Putri Kejam Kaisar Tiran
Chapter 59


__ADS_3

Sesampainya di paviliun anggrek, Xuan Jian pun segera masuk ke dalam kamarnya, dia harus menyiapkan rencana dengan sangat matang untuk bisa mengalahkan selir Feng Ling, sepertinya saat ini selir itu telah memulai rencananya, dan dia tak boleh lengah apalagi saat ini posisi sang ibu dipertaruhkan.


Xuan Jian tidak akan pernah membiarkan siapapun menyentuh selir Xuan Yang, walau bagaimanapun caranya, dia akan tetap melindungi ibunya dengan segala macam cara meskipun dia harus melakukan kejahatan.

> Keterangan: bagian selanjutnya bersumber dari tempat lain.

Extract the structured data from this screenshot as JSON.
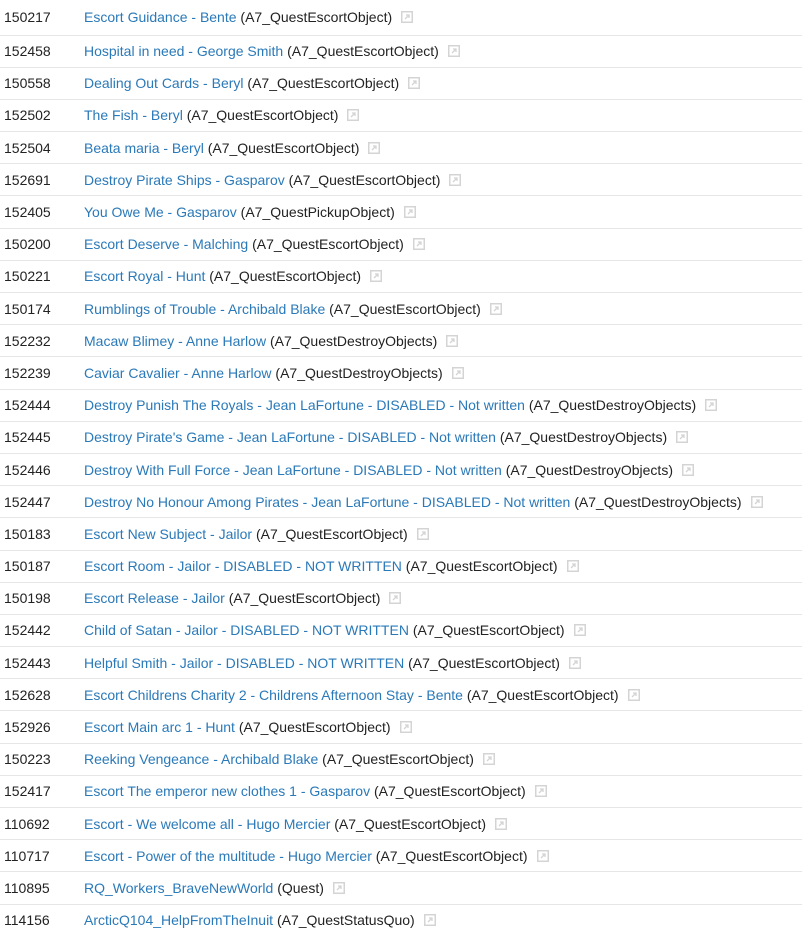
{
  "colors": {
    "link": "#2a79b8",
    "text": "#222222",
    "row_border": "#e6e6e6",
    "icon": "#d4d4d4"
  },
  "rows": [
    {
      "id": "150217",
      "name": "Escort Guidance - Bente",
      "type": "(A7_QuestEscortObject)",
      "icon": "external-link-icon"
    },
    {
      "id": "152458",
      "name": "Hospital in need - George Smith",
      "type": "(A7_QuestEscortObject)",
      "icon": "external-link-icon"
    },
    {
      "id": "150558",
      "name": "Dealing Out Cards - Beryl",
      "type": "(A7_QuestEscortObject)",
      "icon": "external-link-icon"
    },
    {
      "id": "152502",
      "name": "The Fish - Beryl",
      "type": "(A7_QuestEscortObject)",
      "icon": "external-link-icon"
    },
    {
      "id": "152504",
      "name": "Beata maria - Beryl",
      "type": "(A7_QuestEscortObject)",
      "icon": "external-link-icon"
    },
    {
      "id": "152691",
      "name": "Destroy Pirate Ships - Gasparov",
      "type": "(A7_QuestEscortObject)",
      "icon": "external-link-icon"
    },
    {
      "id": "152405",
      "name": "You Owe Me - Gasparov",
      "type": "(A7_QuestPickupObject)",
      "icon": "external-link-icon"
    },
    {
      "id": "150200",
      "name": "Escort Deserve - Malching",
      "type": "(A7_QuestEscortObject)",
      "icon": "external-link-icon"
    },
    {
      "id": "150221",
      "name": "Escort Royal - Hunt",
      "type": "(A7_QuestEscortObject)",
      "icon": "external-link-icon"
    },
    {
      "id": "150174",
      "name": "Rumblings of Trouble - Archibald Blake",
      "type": "(A7_QuestEscortObject)",
      "icon": "external-link-icon"
    },
    {
      "id": "152232",
      "name": "Macaw Blimey - Anne Harlow",
      "type": "(A7_QuestDestroyObjects)",
      "icon": "external-link-icon"
    },
    {
      "id": "152239",
      "name": "Caviar Cavalier - Anne Harlow",
      "type": "(A7_QuestDestroyObjects)",
      "icon": "external-link-icon"
    },
    {
      "id": "152444",
      "name": "Destroy Punish The Royals - Jean LaFortune - DISABLED - Not written",
      "type": "(A7_QuestDestroyObjects)",
      "icon": "external-link-icon"
    },
    {
      "id": "152445",
      "name": "Destroy Pirate's Game - Jean LaFortune - DISABLED - Not written",
      "type": "(A7_QuestDestroyObjects)",
      "icon": "external-link-icon"
    },
    {
      "id": "152446",
      "name": "Destroy With Full Force - Jean LaFortune - DISABLED - Not written",
      "type": "(A7_QuestDestroyObjects)",
      "icon": "external-link-icon"
    },
    {
      "id": "152447",
      "name": "Destroy No Honour Among Pirates - Jean LaFortune - DISABLED - Not written",
      "type": "(A7_QuestDestroyObjects)",
      "icon": "external-link-icon"
    },
    {
      "id": "150183",
      "name": "Escort New Subject - Jailor",
      "type": "(A7_QuestEscortObject)",
      "icon": "external-link-icon"
    },
    {
      "id": "150187",
      "name": "Escort Room - Jailor - DISABLED - NOT WRITTEN",
      "type": "(A7_QuestEscortObject)",
      "icon": "external-link-icon"
    },
    {
      "id": "150198",
      "name": "Escort Release - Jailor",
      "type": "(A7_QuestEscortObject)",
      "icon": "external-link-icon"
    },
    {
      "id": "152442",
      "name": "Child of Satan - Jailor - DISABLED - NOT WRITTEN",
      "type": "(A7_QuestEscortObject)",
      "icon": "external-link-icon"
    },
    {
      "id": "152443",
      "name": "Helpful Smith - Jailor - DISABLED - NOT WRITTEN",
      "type": "(A7_QuestEscortObject)",
      "icon": "external-link-icon"
    },
    {
      "id": "152628",
      "name": "Escort Childrens Charity 2 - Childrens Afternoon Stay - Bente",
      "type": "(A7_QuestEscortObject)",
      "icon": "external-link-icon"
    },
    {
      "id": "152926",
      "name": "Escort Main arc 1 - Hunt",
      "type": "(A7_QuestEscortObject)",
      "icon": "external-link-icon"
    },
    {
      "id": "150223",
      "name": "Reeking Vengeance - Archibald Blake",
      "type": "(A7_QuestEscortObject)",
      "icon": "external-link-icon"
    },
    {
      "id": "152417",
      "name": "Escort The emperor new clothes 1 - Gasparov",
      "type": "(A7_QuestEscortObject)",
      "icon": "external-link-icon"
    },
    {
      "id": "110692",
      "name": "Escort - We welcome all - Hugo Mercier",
      "type": "(A7_QuestEscortObject)",
      "icon": "external-link-icon"
    },
    {
      "id": "110717",
      "name": "Escort - Power of the multitude - Hugo Mercier",
      "type": "(A7_QuestEscortObject)",
      "icon": "external-link-icon"
    },
    {
      "id": "110895",
      "name": "RQ_Workers_BraveNewWorld",
      "type": "(Quest)",
      "icon": "external-link-icon"
    },
    {
      "id": "114156",
      "name": "ArcticQ104_HelpFromTheInuit",
      "type": "(A7_QuestStatusQuo)",
      "icon": "external-link-icon"
    }
  ]
}
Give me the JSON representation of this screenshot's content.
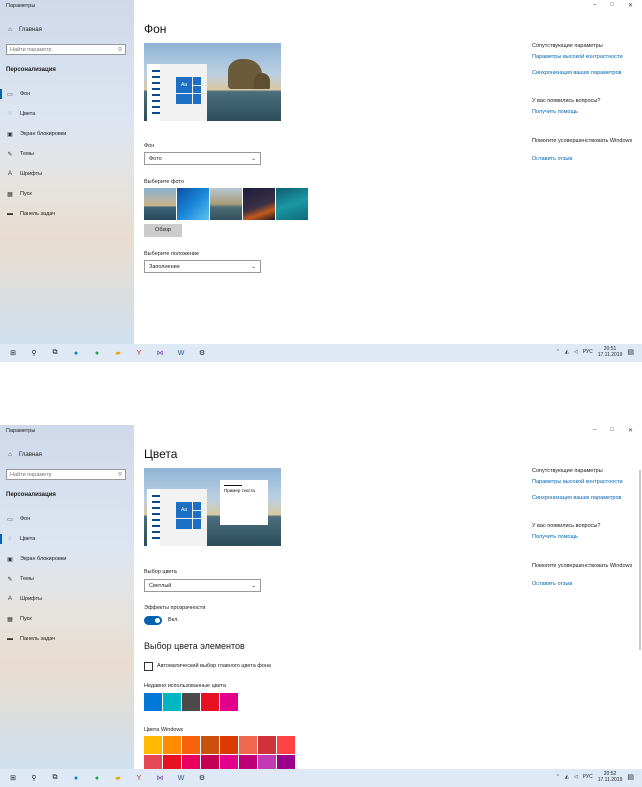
{
  "window_title": "Параметры",
  "titlebar": {
    "minimize": "–",
    "maximize": "□",
    "close": "✕"
  },
  "sidebar": {
    "home": "Главная",
    "search_placeholder": "Найти параметр",
    "section": "Персонализация",
    "items": [
      {
        "label": "Фон",
        "icon": "image-icon"
      },
      {
        "label": "Цвета",
        "icon": "palette-icon"
      },
      {
        "label": "Экран блокировки",
        "icon": "lock-screen-icon"
      },
      {
        "label": "Темы",
        "icon": "brush-icon"
      },
      {
        "label": "Шрифты",
        "icon": "font-icon"
      },
      {
        "label": "Пуск",
        "icon": "start-icon"
      },
      {
        "label": "Панель задач",
        "icon": "taskbar-icon"
      }
    ]
  },
  "screen1": {
    "title": "Фон",
    "bg_label": "Фон",
    "bg_value": "Фото",
    "choose_photo": "Выберите фото",
    "browse": "Обзор",
    "position_label": "Выберите положение",
    "position_value": "Заполнение",
    "preview_tile": "Aa",
    "active_item": 0
  },
  "screen2": {
    "title": "Цвета",
    "preview_tile": "Aa",
    "preview_card_text": "Пример текста",
    "color_choice_label": "Выбор цвета",
    "color_choice_value": "Светлый",
    "transparency_label": "Эффекты прозрачности",
    "transparency_value": "Вкл.",
    "accent_title": "Выбор цвета элементов",
    "auto_accent": "Автоматический выбор главного цвета фона",
    "recent_label": "Недавно использованные цвета",
    "recent_colors": [
      "#0078d7",
      "#00b7c3",
      "#4c4a48",
      "#e81123",
      "#e3008c"
    ],
    "windows_colors_label": "Цвета Windows",
    "windows_colors_row1": [
      "#ffb900",
      "#ff8c00",
      "#f7630c",
      "#ca5010",
      "#da3b01",
      "#ef6950",
      "#d13438",
      "#ff4343"
    ],
    "windows_colors_row2": [
      "#e74856",
      "#e81123",
      "#ea005e",
      "#c30052",
      "#e3008c",
      "#bf0077",
      "#c239b3",
      "#9a0089"
    ],
    "active_item": 1
  },
  "right_panel": {
    "related_title": "Сопутствующие параметры",
    "link_contrast": "Параметры высокой контрастности",
    "link_sync": "Синхронизация ваших параметров",
    "questions_title": "У вас появились вопросы?",
    "link_help": "Получить помощь",
    "improve_title": "Помогите усовершенствовать Windows",
    "link_feedback": "Оставить отзыв"
  },
  "taskbar1": {
    "lang": "РУС",
    "time": "20:51",
    "date": "17.11.2019"
  },
  "taskbar2": {
    "lang": "РУС",
    "time": "20:52",
    "date": "17.11.2019"
  },
  "colors": {
    "accent": "#0063b1",
    "link": "#0067b8",
    "taskbar": "#dfe9f5"
  }
}
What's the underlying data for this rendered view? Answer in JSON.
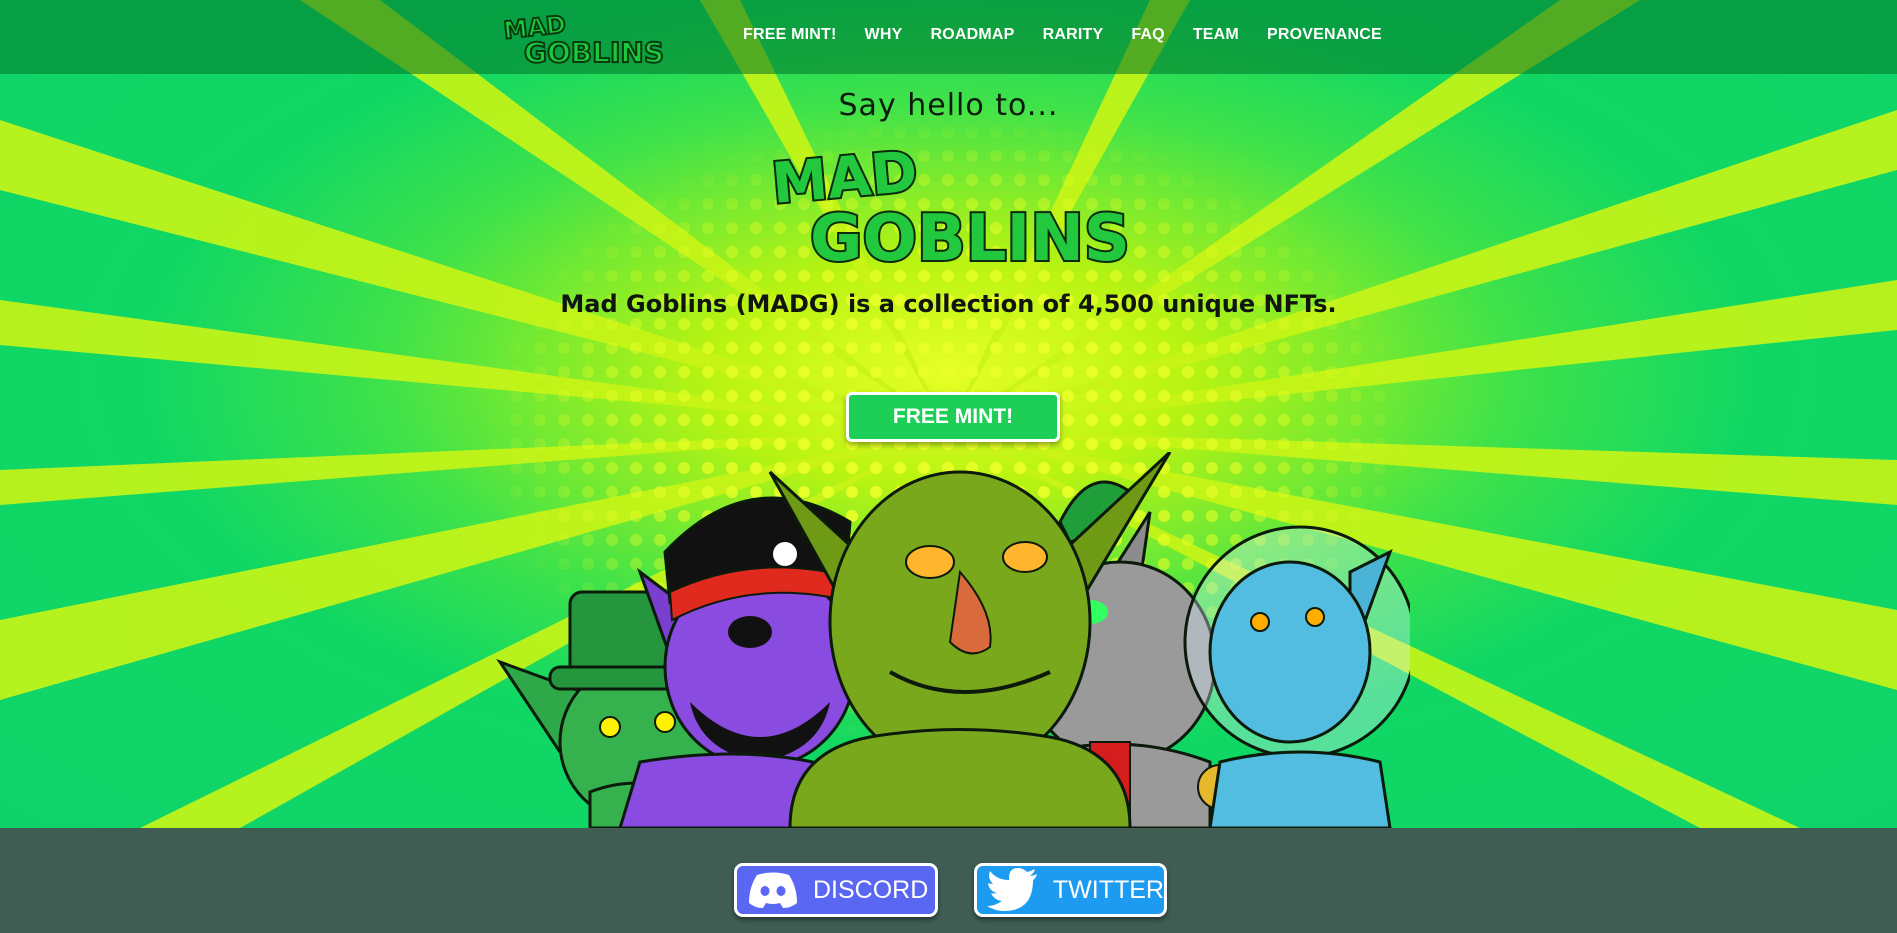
{
  "nav": {
    "logo_text": "Mad Goblins",
    "links": [
      "FREE MINT!",
      "WHY",
      "ROADMAP",
      "RARITY",
      "FAQ",
      "TEAM",
      "PROVENANCE"
    ]
  },
  "hero": {
    "greeting": "Say hello to...",
    "logo_text": "Mad Goblins",
    "tagline": "Mad Goblins (MADG) is a collection of 4,500 unique NFTs.",
    "mint_button": "FREE MINT!"
  },
  "social": {
    "discord_label": "DISCORD",
    "twitter_label": "TWITTER"
  },
  "colors": {
    "nav_bg": "#0a7a2f",
    "mint_button": "#1ecf57",
    "footer_bg": "#3f5d52",
    "discord": "#5967f2",
    "twitter": "#1d9bf0"
  }
}
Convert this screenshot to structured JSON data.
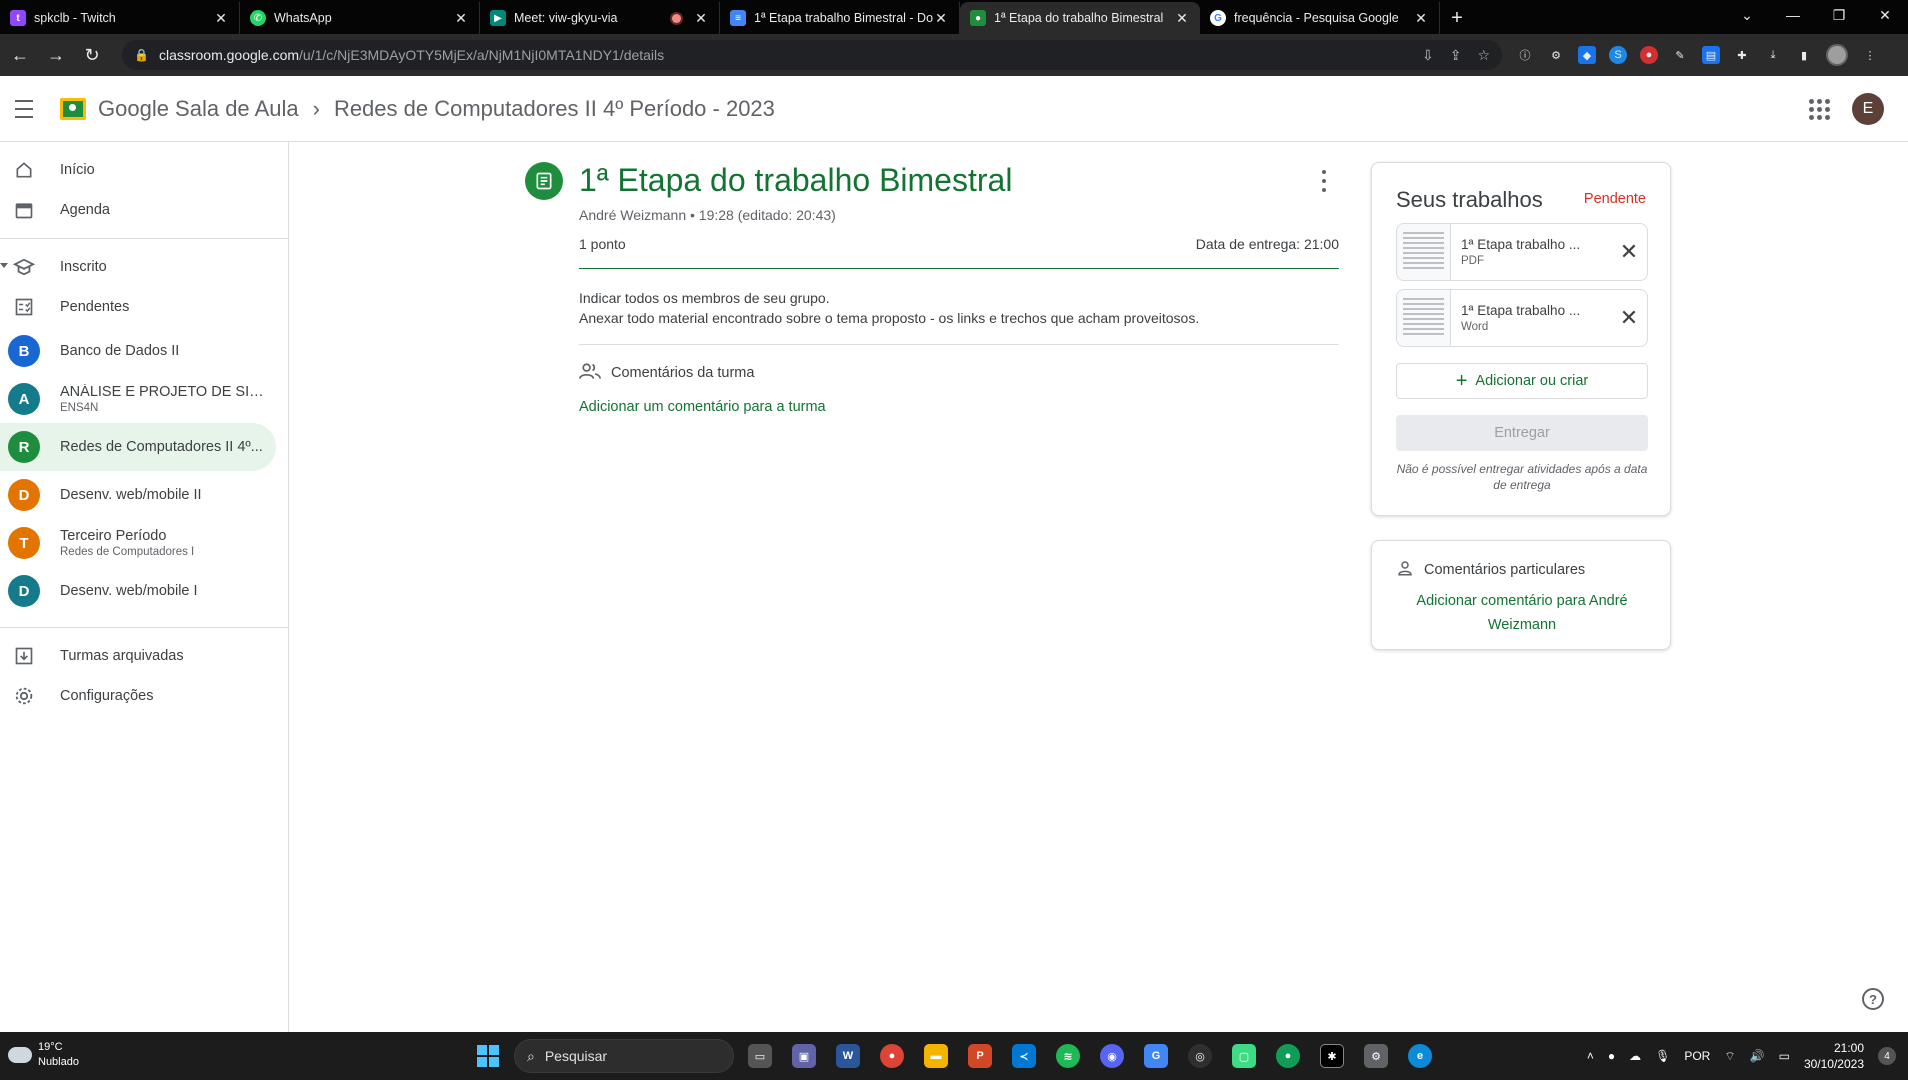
{
  "browser": {
    "tabs": [
      {
        "title": "spkclb - Twitch",
        "favicon": "twitch-icon",
        "color": "#9146ff",
        "active": false
      },
      {
        "title": "WhatsApp",
        "favicon": "whatsapp-icon",
        "color": "#25d366",
        "active": false
      },
      {
        "title": "Meet: viw-gkyu-via",
        "favicon": "meet-icon",
        "color": "#00897b",
        "active": false
      },
      {
        "title": "1ª Etapa trabalho Bimestral - Do",
        "favicon": "docs-icon",
        "color": "#4285f4",
        "active": false
      },
      {
        "title": "1ª Etapa do trabalho Bimestral",
        "favicon": "classroom-icon",
        "color": "#1e8e3e",
        "active": true
      },
      {
        "title": "frequência - Pesquisa Google",
        "favicon": "google-icon",
        "color": "#ffffff",
        "active": false
      }
    ],
    "url_host": "classroom.google.com",
    "url_path": "/u/1/c/NjE3MDAyOTY5MjEx/a/NjM1NjI0MTA1NDY1/details"
  },
  "header": {
    "brand": "Google Sala de Aula",
    "course": "Redes de Computadores II 4º Período - 2023",
    "avatar_letter": "E"
  },
  "sidebar": {
    "top": [
      {
        "label": "Início",
        "icon": "home-icon"
      },
      {
        "label": "Agenda",
        "icon": "calendar-icon"
      }
    ],
    "enrolled": {
      "label": "Inscrito",
      "icon": "school-icon"
    },
    "pending": {
      "label": "Pendentes",
      "icon": "checklist-icon"
    },
    "courses": [
      {
        "letter": "B",
        "name": "Banco de Dados II",
        "sub": "",
        "color": "#1967d2"
      },
      {
        "letter": "A",
        "name": "ANÁLISE E PROJETO DE SIST...",
        "sub": "ENS4N",
        "color": "#137b8a"
      },
      {
        "letter": "R",
        "name": "Redes de Computadores II 4º...",
        "sub": "",
        "color": "#1e8e3e"
      },
      {
        "letter": "D",
        "name": "Desenv. web/mobile II",
        "sub": "",
        "color": "#e37400"
      },
      {
        "letter": "T",
        "name": "Terceiro Período",
        "sub": "Redes de Computadores I",
        "color": "#e37400"
      },
      {
        "letter": "D",
        "name": "Desenv. web/mobile I",
        "sub": "",
        "color": "#137b8a"
      }
    ],
    "bottom": [
      {
        "label": "Turmas arquivadas",
        "icon": "archive-icon"
      },
      {
        "label": "Configurações",
        "icon": "gear-icon"
      }
    ]
  },
  "assignment": {
    "title": "1ª Etapa do trabalho Bimestral",
    "meta": "André Weizmann • 19:28 (editado: 20:43)",
    "points": "1 ponto",
    "due": "Data de entrega: 21:00",
    "description_line1": "Indicar todos os membros de seu grupo.",
    "description_line2": "Anexar todo material encontrado sobre o tema proposto - os links e trechos que acham proveitosos.",
    "class_comments_label": "Comentários da turma",
    "add_class_comment": "Adicionar um comentário para a turma"
  },
  "work": {
    "heading": "Seus trabalhos",
    "status": "Pendente",
    "attachments": [
      {
        "name": "1ª Etapa trabalho ...",
        "type": "PDF"
      },
      {
        "name": "1ª Etapa trabalho ...",
        "type": "Word"
      }
    ],
    "add_label": "Adicionar ou criar",
    "submit_label": "Entregar",
    "note": "Não é possível entregar atividades após a data de entrega"
  },
  "private_comments": {
    "heading": "Comentários particulares",
    "link": "Adicionar comentário para André Weizmann"
  },
  "taskbar": {
    "temp": "19°C",
    "weather": "Nublado",
    "search": "Pesquisar",
    "lang": "POR",
    "time": "21:00",
    "date": "30/10/2023",
    "notifications": "4"
  }
}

Sementara di tempat lain saat ini, Kaisar Wei Huang tengah mendengarkan informasi yang dibawa oleh beberapa orang kepercayaannya, sejak kepergian Xuan Jian dari aula, Kaisar telah memerintahkan dua orang kepercayaannya untuk mengawasi kediaman kedua selir dan saat ini juga, dia baru saja mengetahui jika apa yang dikatakan oleh Xuan Jian tidaklah salah, kedua selirnya memang memiliki rencana yang sangat busuk untuk menyingkirkan satu sama lain.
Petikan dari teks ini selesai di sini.